Le régime Ben Ali a privilégié la quantité des diplômés au détriment de la qualité. Tous les bacheliers avaient le droit d’accès à l’université pour suivre des études en fonction des capacités existantes et non en fonction des besoins des entreprises. Il en est résulté près de 170 000 qui ont des diplômes sans valeur aucune sur le marché de l’emploi et qui sont voués au désespoir après un chômage prolongé. Cette situation a largement contribué au déclenchement de la révolution et pose un problème sérieux pour la stabilité du pays.
A ce jour, les débats politiques dans le pays ont porté sur le type de sociétés et sur le régime politique à adopter. Les orientations en matière d’enseignement supérieur et les réformes à entreprendre pour mettre fin à l’attribution de diplômes sans les compétences y rattachées ne semblent pas être à l’ordre du jour des chantiers urgents et prioritaires.
Certes, il n’y a pas de bâton magique pour réformer un système universitaire en quelques mois. Toutefois, l’amorce d’une nouvelle vision d’un enseignement supérieur offrant des programmes orientés vers les besoins du marché et de nouvelles perspectives rassurantes est de nature à redonner confiance et espoir aux nouveaux bacheliers et à leurs parents.
Enseignement supérieur et chômage des diplômés
Concernant la problématique du chômage des jeunes parmi les diplômés, il y a lieu de reconnaître les efforts louables du Ministère de l’Emploi et de la Formation Professionnelle, du Ministère de Développement Régional, d’autres Départements ministériels, et de bon nombre d’initiatives émanant d’Association de la Société Civile pour créer de nouveaux emplois. Par ailleurs, l’offre de certains pays amis de recruter des tunisiens pour alléger le fardeau des diplômés en chômage est à saluer. Toutefois, il s’agit du recrutement de jeunes possédant les compétences recherchées par les employeurs du pays d’accueil.
Il est un fait que la question de la résorption du chômage des diplômés ne peut pas être résolue uniquement par la création d’emplois. Les institutions universitaires peuvent donner à ces jeunes des compétences réelles pour favoriser une insertion fiable et durable dans la vie active. L’organisation de programmes d’envergure et la mobilisation de moyens conséquents pour la « mise à niveau et le développement du niveau de compétences des diplômés en chômage » en étroite collaboration avec les employeurs potentiels tunisiens et étrangers s’avère nécessaire et urgente. Une telle approche serait moins coûteuse et plus fiable que la création de nouveaux emplois dont certains risquent de ne créer aucune ou peu de valeur ajoutée et présenteraient de ce fait un caractère précaire.

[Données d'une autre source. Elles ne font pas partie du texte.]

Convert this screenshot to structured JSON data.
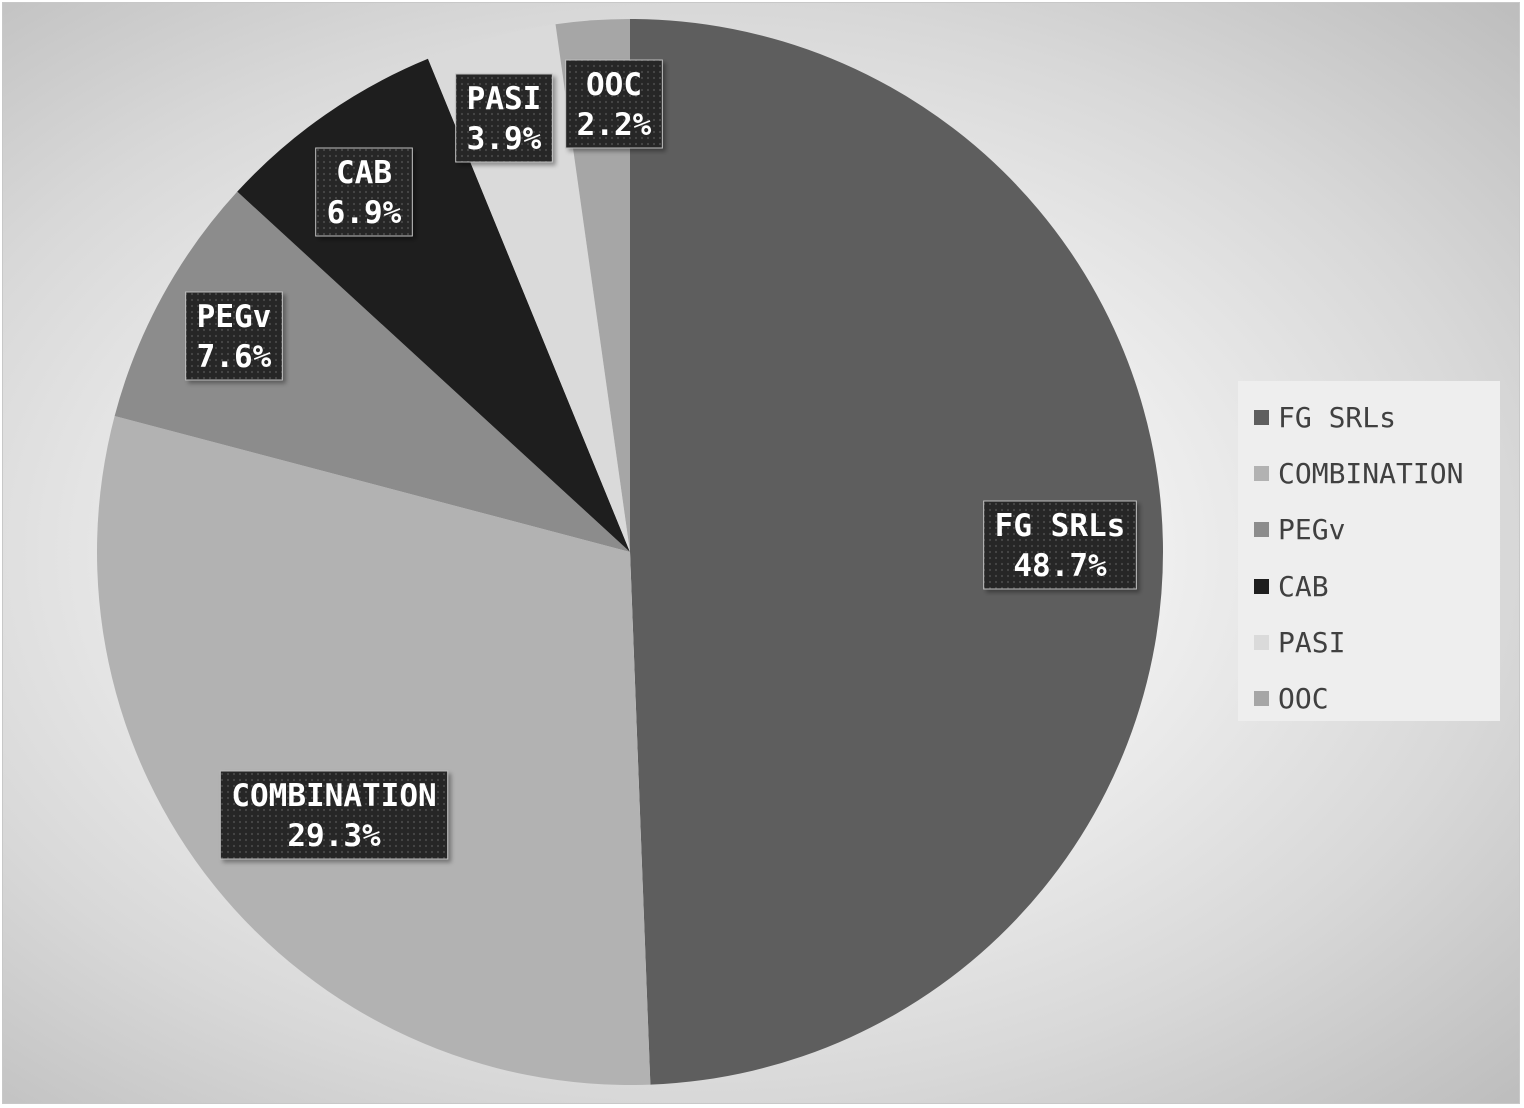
{
  "chart_data": {
    "type": "pie",
    "title": "",
    "start_angle_deg": 0,
    "direction": "clockwise",
    "legend_position": "right",
    "slices": [
      {
        "label": "FG SRLs",
        "value": 48.7,
        "display": "48.7%",
        "color": "#5e5e5e"
      },
      {
        "label": "COMBINATION",
        "value": 29.3,
        "display": "29.3%",
        "color": "#b2b2b2"
      },
      {
        "label": "PEGv",
        "value": 7.6,
        "display": "7.6%",
        "color": "#8c8c8c"
      },
      {
        "label": "CAB",
        "value": 6.9,
        "display": "6.9%",
        "color": "#1e1e1e"
      },
      {
        "label": "PASI",
        "value": 3.9,
        "display": "3.9%",
        "color": "#dadada"
      },
      {
        "label": "OOC",
        "value": 2.2,
        "display": "2.2%",
        "color": "#a6a6a6"
      }
    ]
  }
}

Un enseignement Supérieur de qualité axé sur le développement des compétences recherchées par le marché national et international de l’emploi ne risque pas de former de futurs diplômés chômeurs. Grâce à son héritage culturel et sa grande capacité d’adaptation, le « Tunisien Eduqué » avec « des compétences réelles » est en mesure de se positionner compétitivement à l’échelle internationale et devenir une richesse pour le pays.